Jack’s eyes opened slowly and he groaned as he slowly flexed his hands. Hand. He couldn’t feel his right hand. He tried to bring it up so he could see it but nothing happened.
“Careful there,” a soft voice said and he turned to look at a woman with long blonde hair uncurl herself from a chair.
“Cat,” he whispered hoarsely and then cleared his throat. He looked around the room, recognizing it as a hospital recovery room from previous, usually painful, experiences, and then returned his gaze to Cat questioningly.
“You’ve been asleep for two days,” she whispered with a sad smile as she stepped around the end of his bed to walk up to his right side. “You lost your arm in there,” she added and Jack laid his head back against the pillow as he remembered his arm lying against the wall. “The doctors say it’ll be a month before they can complete the regrowing process.”
“Erik?” he whispered tiredly.
“I killed him,” Cat responded as she kneeled down beside him. “He’ll never hurt anyone again,” she added and Jack turned his head to look deep into the eyes that told him everything he needed to know, and more than he wanted to.
“I’m sorry.”
“It wasn’t your fault,” Cat whispered as she put a hand on his armless shoulder. “James told me what happened,” she added as Jack began to shake his head. “It really wasn’t your fault.”
“If I’d taken him out earlier,” Jack whispered and Cat shrugged.
“We can’t do anything about if onlys.

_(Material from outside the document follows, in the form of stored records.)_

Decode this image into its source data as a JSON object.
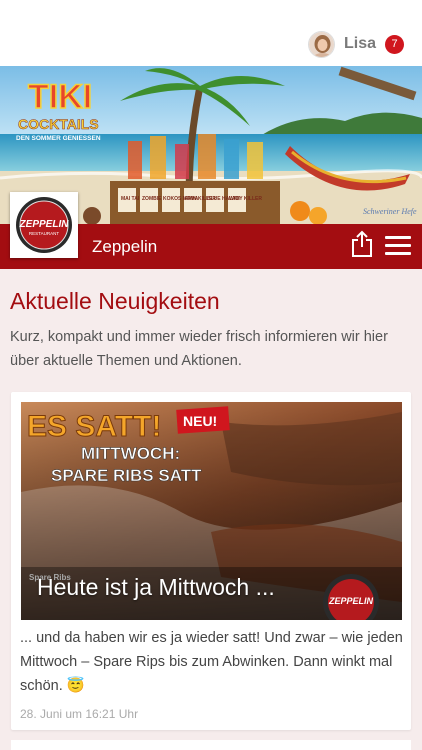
{
  "user": {
    "name": "Lisa",
    "notification_count": "7"
  },
  "banner": {
    "headline": "TIKI",
    "subheadline": "COCKTAILS",
    "tagline": "DEN SOMMER GENIESSEN",
    "drinks": [
      "MAI TAI",
      "ZOMBIE",
      "KOKOS MAMA",
      "PAIN KILLER",
      "BLUE HAWAII",
      "LADY KILLER"
    ],
    "signature": "Schweriner Hefe"
  },
  "restaurant": {
    "name": "Zeppelin",
    "logo_text": "ZEPPELIN",
    "logo_subtext": "RESTAURANT"
  },
  "section": {
    "title": "Aktuelle Neuigkeiten",
    "intro": "Kurz, kompakt und immer wieder frisch informieren wir hier über aktuelle Themen und Aktionen."
  },
  "post": {
    "image_title": "ES SATT!",
    "image_badge": "NEU!",
    "image_line1": "MITTWOCH:",
    "image_line2": "SPARE RIBS SATT",
    "image_small": "Spare Ribs",
    "image_logo": "ZEPPELIN",
    "caption": "Heute ist ja Mittwoch ...",
    "text": "... und da haben wir es ja wieder satt! Und zwar – wie jeden Mittwoch – Spare Rips bis zum Abwinken. Dann winkt mal schön. 😇",
    "date": "28. Juni um 16:21 Uhr"
  },
  "colors": {
    "brand_red": "#a30d11",
    "badge_red": "#d0161e",
    "background": "#f6ecec"
  },
  "icons": [
    "share-icon",
    "hamburger-menu-icon",
    "avatar"
  ]
}
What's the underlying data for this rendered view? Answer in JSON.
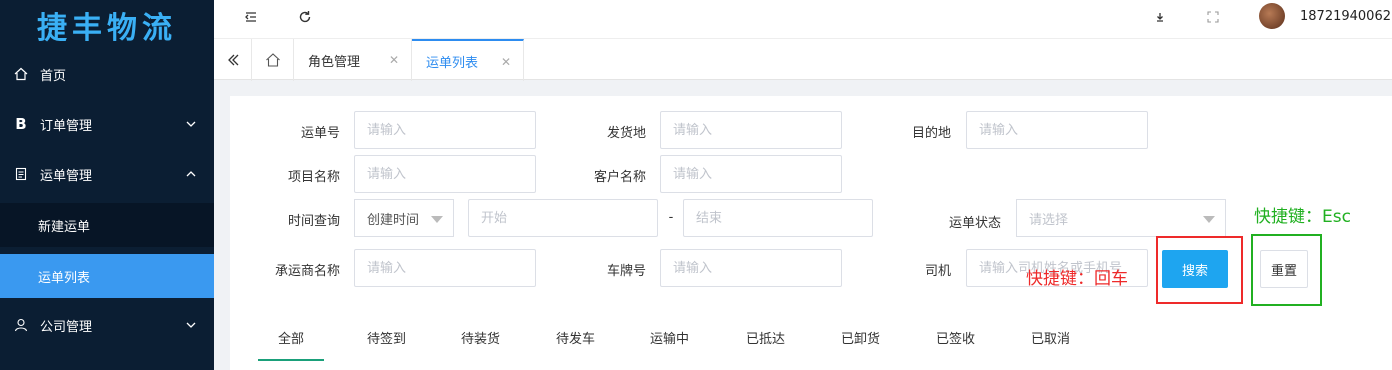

Are you going back?” Cat asked and Jack looked confused. “To her,” she added and Jack nodded in understanding.
“Yes,” he muttered casually, his voice starting to come back.
“Good,” Cat whispered sadly. “She’s a very lucky woman,” she added and stood up. “Somehow I wish…” She trailed off and swallowed slowly, just looking at Jack. “If things could have been different,” she finally added and leaned over to kiss Jack lightly on the lips. Then she stood up and walked towards the door to leave the room as Jack lay speechlessly in the bed. “Thanks for caring,” Cat whispered and opened the door, leaving Jack alone with his thoughts.